Do you mean z/(z - 1)? Either way, the expression for the magnitude
spectrum doesn't depend on the specific transfer function H.

With the exact integrator, I can't easily assume what it is that you
want to measure about your implementation since roundoff error is
more important now. For instance, measuring the impulse response as I
described before you'll find the result is a perfect step --
perfect only because it never changes. The measured step resonse will
deviate from a straight line as it grows toward the processor's
wordsize limit, but quantifying that effect isn't useful if your
intended inputs won't resemble a piecewise constant.

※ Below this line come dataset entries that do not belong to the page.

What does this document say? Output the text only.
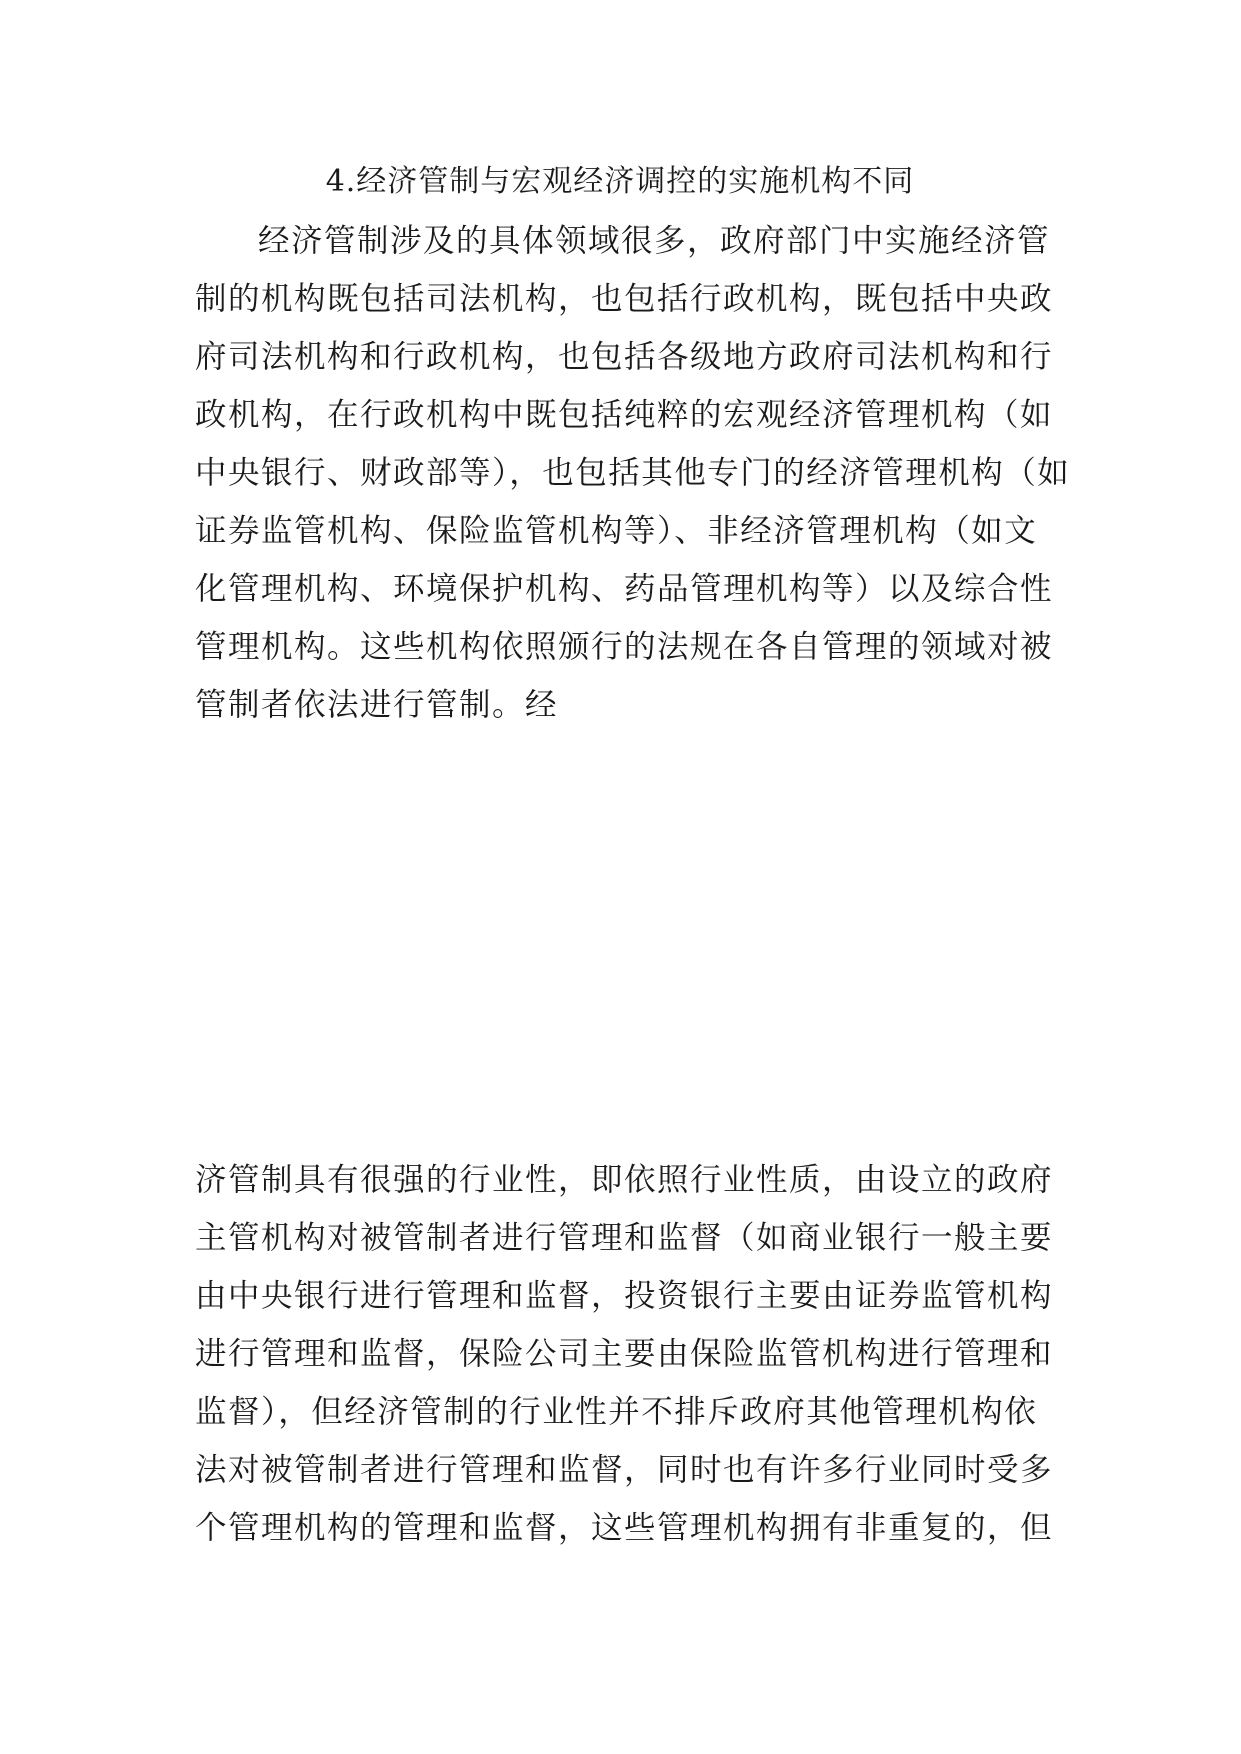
4.经济管制与宏观经济调控的实施机构不同
经济管制涉及的具体领域很多，政府部门中实施经济管
制的机构既包括司法机构，也包括行政机构，既包括中央政
府司法机构和行政机构，也包括各级地方政府司法机构和行
政机构，在行政机构中既包括纯粹的宏观经济管理机构（如
中央银行、财政部等），也包括其他专门的经济管理机构（如
证券监管机构、保险监管机构等）、非经济管理机构（如文
化管理机构、环境保护机构、药品管理机构等）以及综合性
管理机构。这些机构依照颁行的法规在各自管理的领域对被
管制者依法进行管制。经
济管制具有很强的行业性，即依照行业性质，由设立的政府
主管机构对被管制者进行管理和监督（如商业银行一般主要
由中央银行进行管理和监督，投资银行主要由证券监管机构
进行管理和监督，保险公司主要由保险监管机构进行管理和
监督），但经济管制的行业性并不排斥政府其他管理机构依
法对被管制者进行管理和监督，同时也有许多行业同时受多
个管理机构的管理和监督，这些管理机构拥有非重复的，但
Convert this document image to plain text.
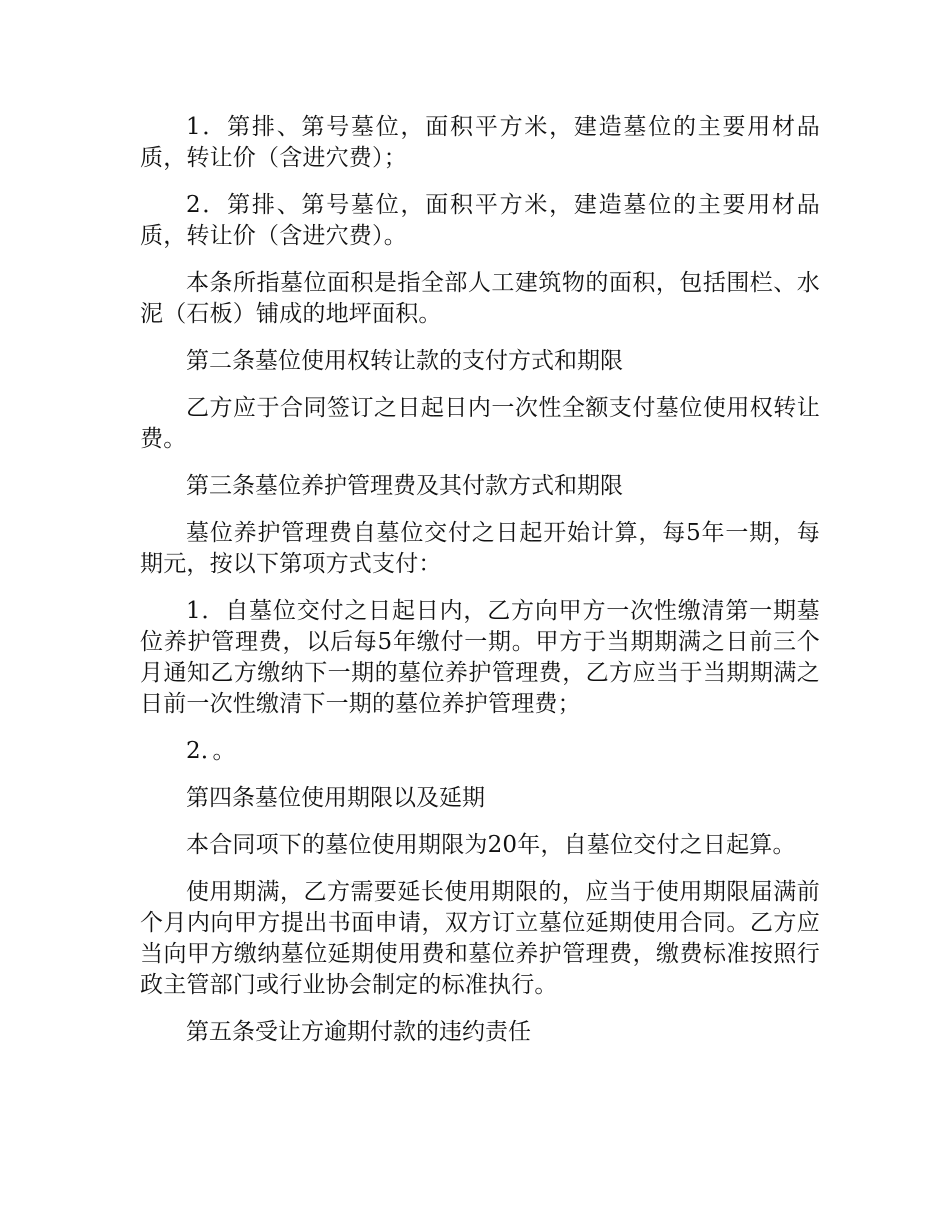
1．第排、第号墓位，面积平方米，建造墓位的主要用材品质，转让价（含进穴费）；

2．第排、第号墓位，面积平方米，建造墓位的主要用材品质，转让价（含进穴费）。

本条所指墓位面积是指全部人工建筑物的面积，包括围栏、水泥（石板）铺成的地坪面积。

第二条墓位使用权转让款的支付方式和期限

乙方应于合同签订之日起日内一次性全额支付墓位使用权转让费。

第三条墓位养护管理费及其付款方式和期限

墓位养护管理费自墓位交付之日起开始计算，每5年一期，每期元，按以下第项方式支付：

1．自墓位交付之日起日内，乙方向甲方一次性缴清第一期墓位养护管理费，以后每5年缴付一期。甲方于当期期满之日前三个月通知乙方缴纳下一期的墓位养护管理费，乙方应当于当期期满之日前一次性缴清下一期的墓位养护管理费；

2．。

第四条墓位使用期限以及延期

本合同项下的墓位使用期限为20年，自墓位交付之日起算。

使用期满，乙方需要延长使用期限的，应当于使用期限届满前个月内向甲方提出书面申请，双方订立墓位延期使用合同。乙方应当向甲方缴纳墓位延期使用费和墓位养护管理费，缴费标准按照行政主管部门或行业协会制定的标准执行。

第五条受让方逾期付款的违约责任
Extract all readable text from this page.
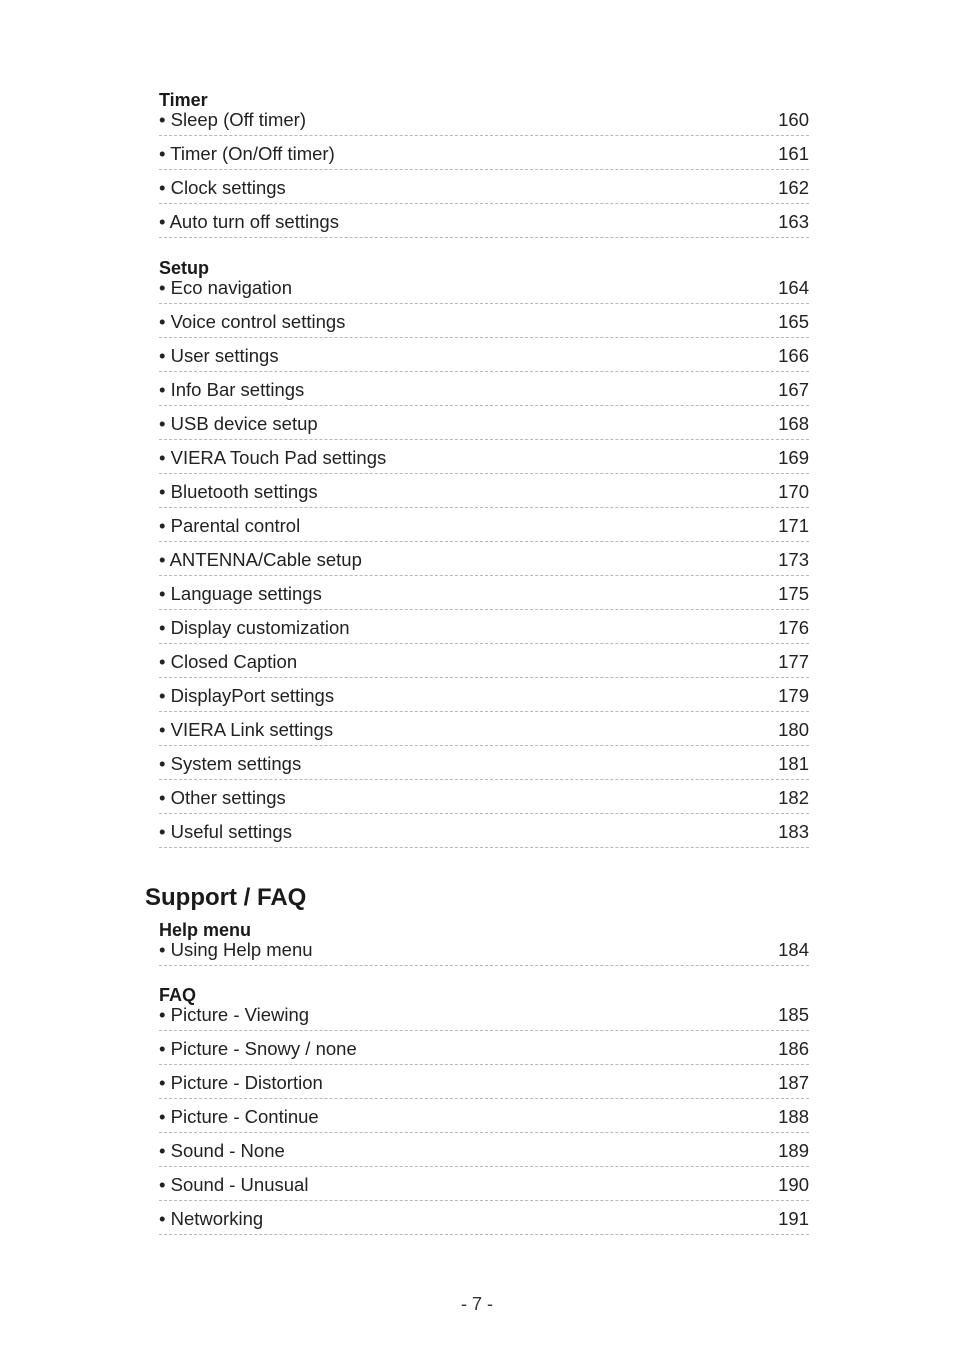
Timer
• Sleep (Off timer)	160
• Timer (On/Off timer)	161
• Clock settings	162
• Auto turn off settings	163
Setup
• Eco navigation	164
• Voice control settings	165
• User settings	166
• Info Bar settings	167
• USB device setup	168
• VIERA Touch Pad settings	169
• Bluetooth settings	170
• Parental control	171
• ANTENNA/Cable setup	173
• Language settings	175
• Display customization	176
• Closed Caption	177
• DisplayPort settings	179
• VIERA Link settings	180
• System settings	181
• Other settings	182
• Useful settings	183
Support / FAQ
Help menu
• Using Help menu	184
FAQ
• Picture - Viewing	185
• Picture - Snowy / none	186
• Picture - Distortion	187
• Picture - Continue	188
• Sound - None	189
• Sound - Unusual	190
• Networking	191
- 7 -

So another way to characterise a discrete integrator is roundoff
noise behavior. Qualitatively, the large magnitude spectrum at low
frequencies leads to baseline drift over time. But for actual
measurements, make sure you include test signals from the class
you're most interested in.


Martin

--
Quidquid latine scriptum sit, altum viditur.